To gain access to females, male European frogs harass and intimidate females and force them to mate. These efforts can cause reproductive failure in both individuals and cost the female her life.Previously thought to be passive and unable to resist male coercion, recent research shows that Royal Society Open Science Journal This indicates that females have different strategies to avoid males they do not want to mate with.
Sexual conflict can arise when men and women have different reproductive interests and strategies. During her short two-week breeding season in spring, the sex ratio is often heavily biased towards males. As a result, many individuals gather together and compete with each other for females. “In the end, women lose.” [in this scenario]because they often die. [they are] “It was drowned by a swarm of up to eight frogs sitting on top of it,” explains Iñigo Martínez Solano from the Biodiversity Department at Spain’s National Museum of Natural Sciences. Such pile-ons are known as mating balls.
Carolyn Dietrich, a scientist at the Konrad Lorenz Institute of Ethology in Vienna, Austria, collected 96 female and 48 male common frogs during the breeding season. She placed the male in a box containing 5 centimeters of water with two females of different sizes and allowed them to roam freely for an hour while videotaping their behavior. Although the males did not pick up on the rejection cues, the researchers found that the females used avoidance behavior to keep the males away.
Among these frogs’ mate avoidance strategies, the most common was rotation, in which females attempt to rotate around their own axis to escape the male’s grasp. The second is protest. Dietrich describes this behavior as a “deep, low-frequency” growl, which he believes is an imitation of the release calls males make when fighting with each other. They may also emit high-frequency sounds described as “chirps.”
The last and “most surprising” behavior was tonic immobility, or playing dead. The female will extend her arms and legs firmly away from her body and appear dead for several minutes. In one of the videos analyzed, a male was observed dragging a motionless female. After her release, the female holds her position until the male turns her around, after which she swims away. This is very unusual behavior.
Tonic immobility is typically associated with strategies to avoid predation, but it has only been observed in spiders and dragonflies “as a last resort” in mating situations, the researchers note. Often used in combination, the operation worked. Of the 54 females grabbed by the male, 25 were able to shake him off and escape. Smaller females have a higher success rate because they are easier to escape from the male’s grasp. Although the study was conducted in the lab, Dietrich believes female frogs would exhibit similar behavior in the wild.

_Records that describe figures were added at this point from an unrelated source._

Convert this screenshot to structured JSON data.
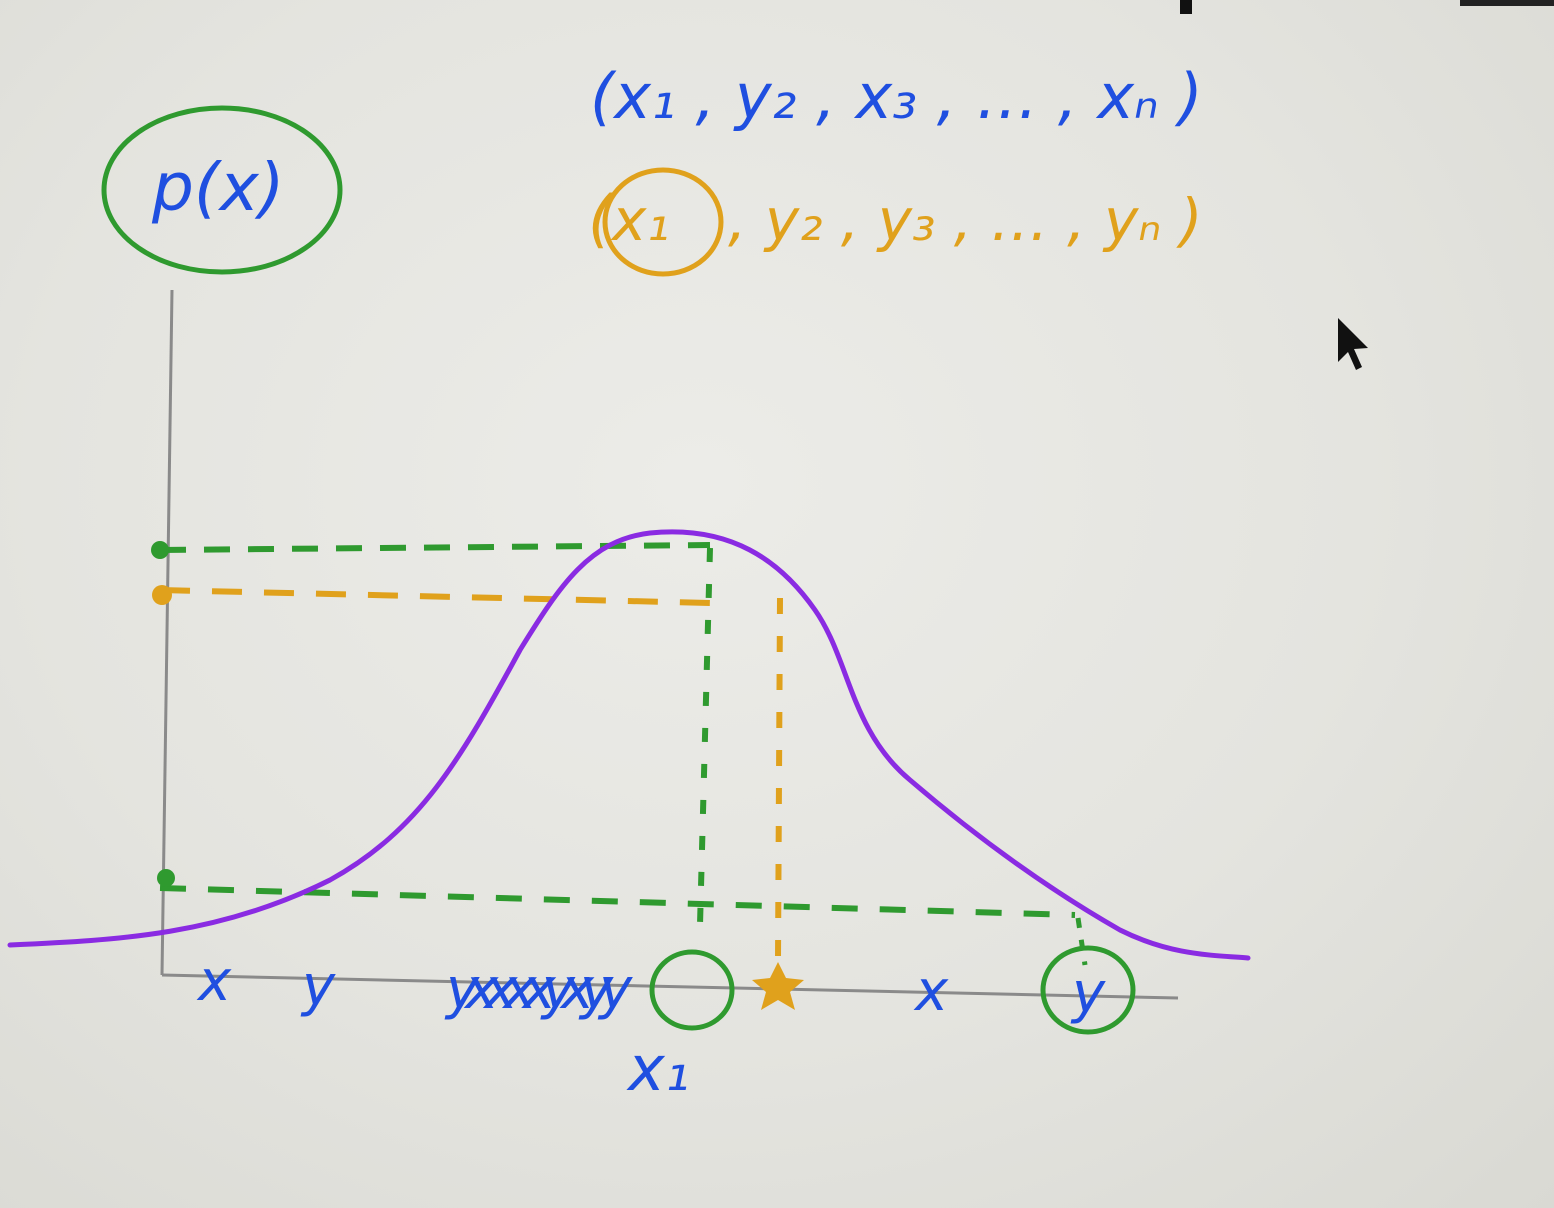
{
  "sequences": {
    "blue": "(x₁ , y₂ , x₃ , … , xₙ )",
    "orange_first": "x₁",
    "orange_rest": ", y₂ , y₃ , … , yₙ )"
  },
  "axis": {
    "ylabel": "p(x)"
  },
  "samples": {
    "marks": [
      "x",
      "y",
      "yxxxxyxyy",
      "x",
      "y"
    ],
    "label": "x₁"
  },
  "colors": {
    "blue": "#1f4fe0",
    "orange": "#e0a11c",
    "green": "#2f9a2f",
    "curve": "#8a2be2",
    "axes": "#8a8a8a"
  },
  "icons": [
    "mouse-pointer-icon"
  ]
}
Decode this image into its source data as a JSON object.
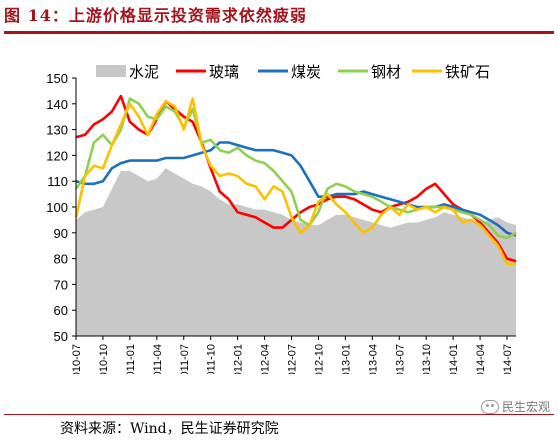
{
  "header": {
    "title": "图 14：上游价格显示投资需求依然疲弱"
  },
  "footer": {
    "source": "资料来源：Wind，民生证券研究院",
    "watermark": "民生宏观"
  },
  "colors": {
    "title": "#a2151c",
    "cement": "#c8c8c8",
    "glass": "#ff0000",
    "coal": "#1f6fbf",
    "steel": "#8fd14f",
    "iron": "#ffc000"
  },
  "chart_data": {
    "type": "line",
    "title": "",
    "ylim": [
      50,
      150
    ],
    "yticks": [
      50,
      60,
      70,
      80,
      90,
      100,
      110,
      120,
      130,
      140,
      150
    ],
    "xlim": [
      "2010-07",
      "2014-08"
    ],
    "xticks": [
      "2010-07",
      "2010-10",
      "2011-01",
      "2011-04",
      "2011-07",
      "2011-10",
      "2012-01",
      "2012-04",
      "2012-07",
      "2012-10",
      "2013-01",
      "2013-04",
      "2013-07",
      "2013-10",
      "2014-01",
      "2014-04",
      "2014-07"
    ],
    "legend_position": "top",
    "series": [
      {
        "name": "水泥",
        "type": "area",
        "color": "#c8c8c8",
        "x": [
          "2010-07",
          "2010-08",
          "2010-09",
          "2010-10",
          "2010-11",
          "2010-12",
          "2011-01",
          "2011-02",
          "2011-03",
          "2011-04",
          "2011-05",
          "2011-06",
          "2011-07",
          "2011-08",
          "2011-09",
          "2011-10",
          "2011-11",
          "2011-12",
          "2012-01",
          "2012-02",
          "2012-03",
          "2012-04",
          "2012-05",
          "2012-06",
          "2012-07",
          "2012-08",
          "2012-09",
          "2012-10",
          "2012-11",
          "2012-12",
          "2013-01",
          "2013-02",
          "2013-03",
          "2013-04",
          "2013-05",
          "2013-06",
          "2013-07",
          "2013-08",
          "2013-09",
          "2013-10",
          "2013-11",
          "2013-12",
          "2014-01",
          "2014-02",
          "2014-03",
          "2014-04",
          "2014-05",
          "2014-06",
          "2014-07",
          "2014-08"
        ],
        "values": [
          95,
          98,
          99,
          100,
          107,
          114,
          114,
          112,
          110,
          111,
          115,
          113,
          111,
          109,
          108,
          106,
          103,
          101,
          101,
          100,
          99,
          99,
          98,
          97,
          95,
          94,
          93,
          93,
          95,
          97,
          97,
          96,
          95,
          94,
          93,
          92,
          93,
          94,
          94,
          95,
          96,
          98,
          97,
          96,
          95,
          94,
          95,
          96,
          94,
          93
        ]
      },
      {
        "name": "玻璃",
        "type": "line",
        "color": "#ff0000",
        "x": [
          "2010-07",
          "2010-08",
          "2010-09",
          "2010-10",
          "2010-11",
          "2010-12",
          "2011-01",
          "2011-02",
          "2011-03",
          "2011-04",
          "2011-05",
          "2011-06",
          "2011-07",
          "2011-08",
          "2011-09",
          "2011-10",
          "2011-11",
          "2011-12",
          "2012-01",
          "2012-02",
          "2012-03",
          "2012-04",
          "2012-05",
          "2012-06",
          "2012-07",
          "2012-08",
          "2012-09",
          "2012-10",
          "2012-11",
          "2012-12",
          "2013-01",
          "2013-02",
          "2013-03",
          "2013-04",
          "2013-05",
          "2013-06",
          "2013-07",
          "2013-08",
          "2013-09",
          "2013-10",
          "2013-11",
          "2013-12",
          "2014-01",
          "2014-02",
          "2014-03",
          "2014-04",
          "2014-05",
          "2014-06",
          "2014-07",
          "2014-08"
        ],
        "values": [
          127,
          128,
          132,
          134,
          137,
          143,
          133,
          130,
          128,
          134,
          141,
          138,
          135,
          133,
          125,
          115,
          106,
          103,
          98,
          97,
          96,
          94,
          92,
          92,
          95,
          98,
          100,
          101,
          103,
          104,
          104,
          103,
          101,
          99,
          98,
          100,
          101,
          102,
          104,
          107,
          109,
          105,
          101,
          99,
          97,
          94,
          90,
          86,
          80,
          79
        ]
      },
      {
        "name": "煤炭",
        "type": "line",
        "color": "#1f6fbf",
        "x": [
          "2010-07",
          "2010-08",
          "2010-09",
          "2010-10",
          "2010-11",
          "2010-12",
          "2011-01",
          "2011-02",
          "2011-03",
          "2011-04",
          "2011-05",
          "2011-06",
          "2011-07",
          "2011-08",
          "2011-09",
          "2011-10",
          "2011-11",
          "2011-12",
          "2012-01",
          "2012-02",
          "2012-03",
          "2012-04",
          "2012-05",
          "2012-06",
          "2012-07",
          "2012-08",
          "2012-09",
          "2012-10",
          "2012-11",
          "2012-12",
          "2013-01",
          "2013-02",
          "2013-03",
          "2013-04",
          "2013-05",
          "2013-06",
          "2013-07",
          "2013-08",
          "2013-09",
          "2013-10",
          "2013-11",
          "2013-12",
          "2014-01",
          "2014-02",
          "2014-03",
          "2014-04",
          "2014-05",
          "2014-06",
          "2014-07",
          "2014-08"
        ],
        "values": [
          110,
          109,
          109,
          110,
          115,
          117,
          118,
          118,
          118,
          118,
          119,
          119,
          119,
          120,
          121,
          122,
          125,
          125,
          124,
          123,
          122,
          122,
          122,
          121,
          120,
          116,
          110,
          104,
          104,
          105,
          105,
          105,
          106,
          105,
          104,
          103,
          102,
          101,
          100,
          100,
          100,
          101,
          100,
          99,
          98,
          97,
          95,
          93,
          90,
          89
        ]
      },
      {
        "name": "钢材",
        "type": "line",
        "color": "#8fd14f",
        "x": [
          "2010-07",
          "2010-08",
          "2010-09",
          "2010-10",
          "2010-11",
          "2010-12",
          "2011-01",
          "2011-02",
          "2011-03",
          "2011-04",
          "2011-05",
          "2011-06",
          "2011-07",
          "2011-08",
          "2011-09",
          "2011-10",
          "2011-11",
          "2011-12",
          "2012-01",
          "2012-02",
          "2012-03",
          "2012-04",
          "2012-05",
          "2012-06",
          "2012-07",
          "2012-08",
          "2012-09",
          "2012-10",
          "2012-11",
          "2012-12",
          "2013-01",
          "2013-02",
          "2013-03",
          "2013-04",
          "2013-05",
          "2013-06",
          "2013-07",
          "2013-08",
          "2013-09",
          "2013-10",
          "2013-11",
          "2013-12",
          "2014-01",
          "2014-02",
          "2014-03",
          "2014-04",
          "2014-05",
          "2014-06",
          "2014-07",
          "2014-08"
        ],
        "values": [
          107,
          112,
          125,
          128,
          124,
          130,
          142,
          140,
          135,
          134,
          139,
          137,
          131,
          138,
          125,
          126,
          122,
          121,
          123,
          120,
          118,
          117,
          114,
          110,
          106,
          95,
          93,
          98,
          107,
          109,
          108,
          106,
          105,
          104,
          102,
          100,
          99,
          98,
          99,
          100,
          100,
          100,
          99,
          98,
          97,
          95,
          93,
          89,
          88,
          90
        ]
      },
      {
        "name": "铁矿石",
        "type": "line",
        "color": "#ffc000",
        "x": [
          "2010-07",
          "2010-08",
          "2010-09",
          "2010-10",
          "2010-11",
          "2010-12",
          "2011-01",
          "2011-02",
          "2011-03",
          "2011-04",
          "2011-05",
          "2011-06",
          "2011-07",
          "2011-08",
          "2011-09",
          "2011-10",
          "2011-11",
          "2011-12",
          "2012-01",
          "2012-02",
          "2012-03",
          "2012-04",
          "2012-05",
          "2012-06",
          "2012-07",
          "2012-08",
          "2012-09",
          "2012-10",
          "2012-11",
          "2012-12",
          "2013-01",
          "2013-02",
          "2013-03",
          "2013-04",
          "2013-05",
          "2013-06",
          "2013-07",
          "2013-08",
          "2013-09",
          "2013-10",
          "2013-11",
          "2013-12",
          "2014-01",
          "2014-02",
          "2014-03",
          "2014-04",
          "2014-05",
          "2014-06",
          "2014-07",
          "2014-08"
        ],
        "values": [
          96,
          112,
          116,
          115,
          124,
          132,
          140,
          135,
          128,
          136,
          141,
          139,
          130,
          142,
          124,
          116,
          112,
          113,
          112,
          109,
          108,
          103,
          108,
          106,
          96,
          90,
          93,
          102,
          105,
          101,
          98,
          94,
          90,
          92,
          97,
          100,
          97,
          101,
          99,
          100,
          98,
          100,
          99,
          94,
          95,
          93,
          89,
          85,
          78,
          78
        ]
      }
    ]
  }
}
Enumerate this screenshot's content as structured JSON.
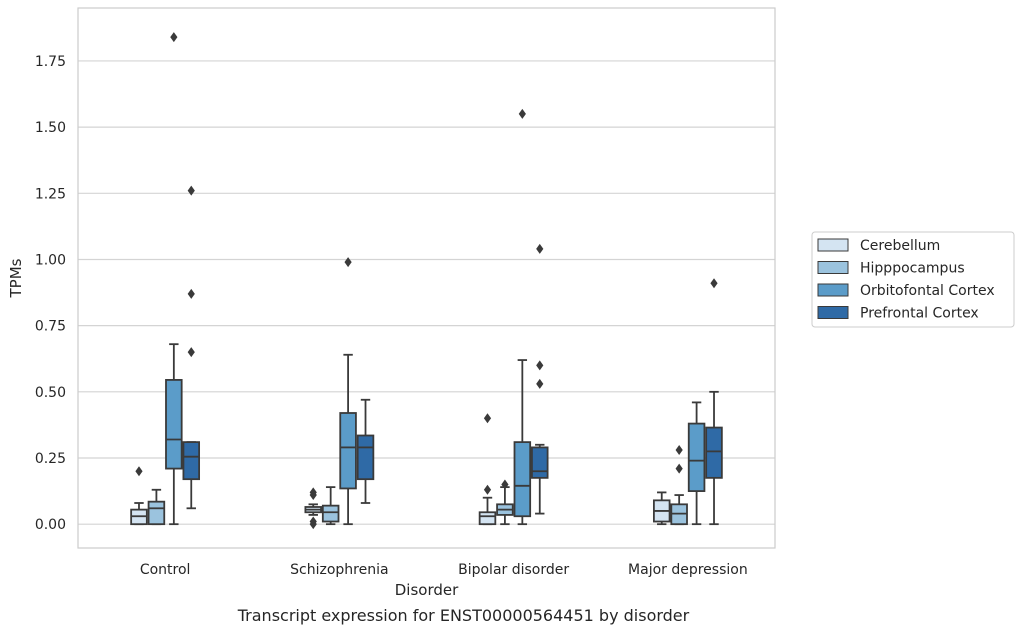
{
  "chart_data": {
    "type": "box",
    "caption": "Transcript expression for ENST00000564451 by disorder",
    "xlabel": "Disorder",
    "ylabel": "TPMs",
    "ylim": [
      -0.09,
      1.95
    ],
    "yticks": [
      0.0,
      0.25,
      0.5,
      0.75,
      1.0,
      1.25,
      1.5,
      1.75
    ],
    "ytick_labels": [
      "0.00",
      "0.25",
      "0.50",
      "0.75",
      "1.00",
      "1.25",
      "1.50",
      "1.75"
    ],
    "grid": "horizontal",
    "legend_position": "right",
    "categories": [
      "Control",
      "Schizophrenia",
      "Bipolar disorder",
      "Major depression"
    ],
    "series": [
      {
        "name": "Cerebellum",
        "color": "#d4e4f2",
        "boxes": [
          {
            "category": "Control",
            "whisker_low": 0.0,
            "q1": 0.0,
            "median": 0.03,
            "q3": 0.055,
            "whisker_high": 0.08,
            "outliers": [
              0.2
            ]
          },
          {
            "category": "Schizophrenia",
            "whisker_low": 0.035,
            "q1": 0.045,
            "median": 0.055,
            "q3": 0.065,
            "whisker_high": 0.075,
            "outliers": [
              0.0,
              0.01,
              0.11,
              0.12
            ]
          },
          {
            "category": "Bipolar disorder",
            "whisker_low": 0.0,
            "q1": 0.0,
            "median": 0.03,
            "q3": 0.045,
            "whisker_high": 0.1,
            "outliers": [
              0.13,
              0.4
            ]
          },
          {
            "category": "Major depression",
            "whisker_low": 0.0,
            "q1": 0.01,
            "median": 0.05,
            "q3": 0.09,
            "whisker_high": 0.12,
            "outliers": []
          }
        ]
      },
      {
        "name": "Hipppocampus",
        "color": "#9bc3de",
        "boxes": [
          {
            "category": "Control",
            "whisker_low": 0.0,
            "q1": 0.0,
            "median": 0.06,
            "q3": 0.085,
            "whisker_high": 0.13,
            "outliers": []
          },
          {
            "category": "Schizophrenia",
            "whisker_low": 0.0,
            "q1": 0.01,
            "median": 0.045,
            "q3": 0.07,
            "whisker_high": 0.14,
            "outliers": []
          },
          {
            "category": "Bipolar disorder",
            "whisker_low": 0.0,
            "q1": 0.035,
            "median": 0.055,
            "q3": 0.075,
            "whisker_high": 0.14,
            "outliers": [
              0.15
            ]
          },
          {
            "category": "Major depression",
            "whisker_low": 0.0,
            "q1": 0.0,
            "median": 0.04,
            "q3": 0.075,
            "whisker_high": 0.11,
            "outliers": [
              0.21,
              0.28
            ]
          }
        ]
      },
      {
        "name": "Orbitofontal Cortex",
        "color": "#5b9cc9",
        "boxes": [
          {
            "category": "Control",
            "whisker_low": 0.0,
            "q1": 0.21,
            "median": 0.32,
            "q3": 0.545,
            "whisker_high": 0.68,
            "outliers": [
              1.84
            ]
          },
          {
            "category": "Schizophrenia",
            "whisker_low": 0.0,
            "q1": 0.135,
            "median": 0.29,
            "q3": 0.42,
            "whisker_high": 0.64,
            "outliers": [
              0.99
            ]
          },
          {
            "category": "Bipolar disorder",
            "whisker_low": 0.0,
            "q1": 0.03,
            "median": 0.145,
            "q3": 0.31,
            "whisker_high": 0.62,
            "outliers": [
              1.55
            ]
          },
          {
            "category": "Major depression",
            "whisker_low": 0.0,
            "q1": 0.125,
            "median": 0.24,
            "q3": 0.38,
            "whisker_high": 0.46,
            "outliers": []
          }
        ]
      },
      {
        "name": "Prefrontal Cortex",
        "color": "#2f6aa6",
        "boxes": [
          {
            "category": "Control",
            "whisker_low": 0.06,
            "q1": 0.17,
            "median": 0.255,
            "q3": 0.31,
            "whisker_high": 0.31,
            "outliers": [
              0.65,
              0.87,
              1.26
            ]
          },
          {
            "category": "Schizophrenia",
            "whisker_low": 0.08,
            "q1": 0.17,
            "median": 0.29,
            "q3": 0.335,
            "whisker_high": 0.47,
            "outliers": []
          },
          {
            "category": "Bipolar disorder",
            "whisker_low": 0.04,
            "q1": 0.175,
            "median": 0.2,
            "q3": 0.29,
            "whisker_high": 0.3,
            "outliers": [
              0.53,
              0.6,
              1.04
            ]
          },
          {
            "category": "Major depression",
            "whisker_low": 0.0,
            "q1": 0.175,
            "median": 0.275,
            "q3": 0.365,
            "whisker_high": 0.5,
            "outliers": [
              0.91
            ]
          }
        ]
      }
    ]
  }
}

Rejection by women is a matter of preference. Often they do not mate with the first male that captures them, choosing instead to mate with the male with the deepest call, or with the male with the loudest call. After being rejected, some males catch females by surprise to try their luck again, but this clinginess does not guarantee fertilization. If the woman does not accept his advances, she will activate an escape strategy. “We have observed cases where females carry males on their backs for days or weeks, waiting for a larger male or another male of their choice,” Martinez-Solano observes. Unlike females, males appear to be less selective. They capture mates at random and show no preference regarding female body size. Their aggressive behavior is a result of this species’ short heat cycle.
Dietrich believes that these strategies were not discovered because previous studies tended to focus on male reproductive behavior. “but [research] We are gradually changing to include women’s perspectives,” she says. Martinez emphasizes that research like Dietrich’s is positive because it contributes to our understanding of amphibian biology, where “there is a huge lack of knowledge.” Understanding them better will help discover their demographic aspects and apply that knowledge to effective protection measures.
Dietrich explains that the behavior she detected in no way threatens the reproduction or survival of the species. But climate change happens. Although a common species, European frog populations are in decline. The ones that survive are the best adapted or those that can adapt to changing environments. To summarize, Dietrich quotes her doctoral supervisor, Mark Oliver Radel, who says, “There’s nothing a frog can’t do.”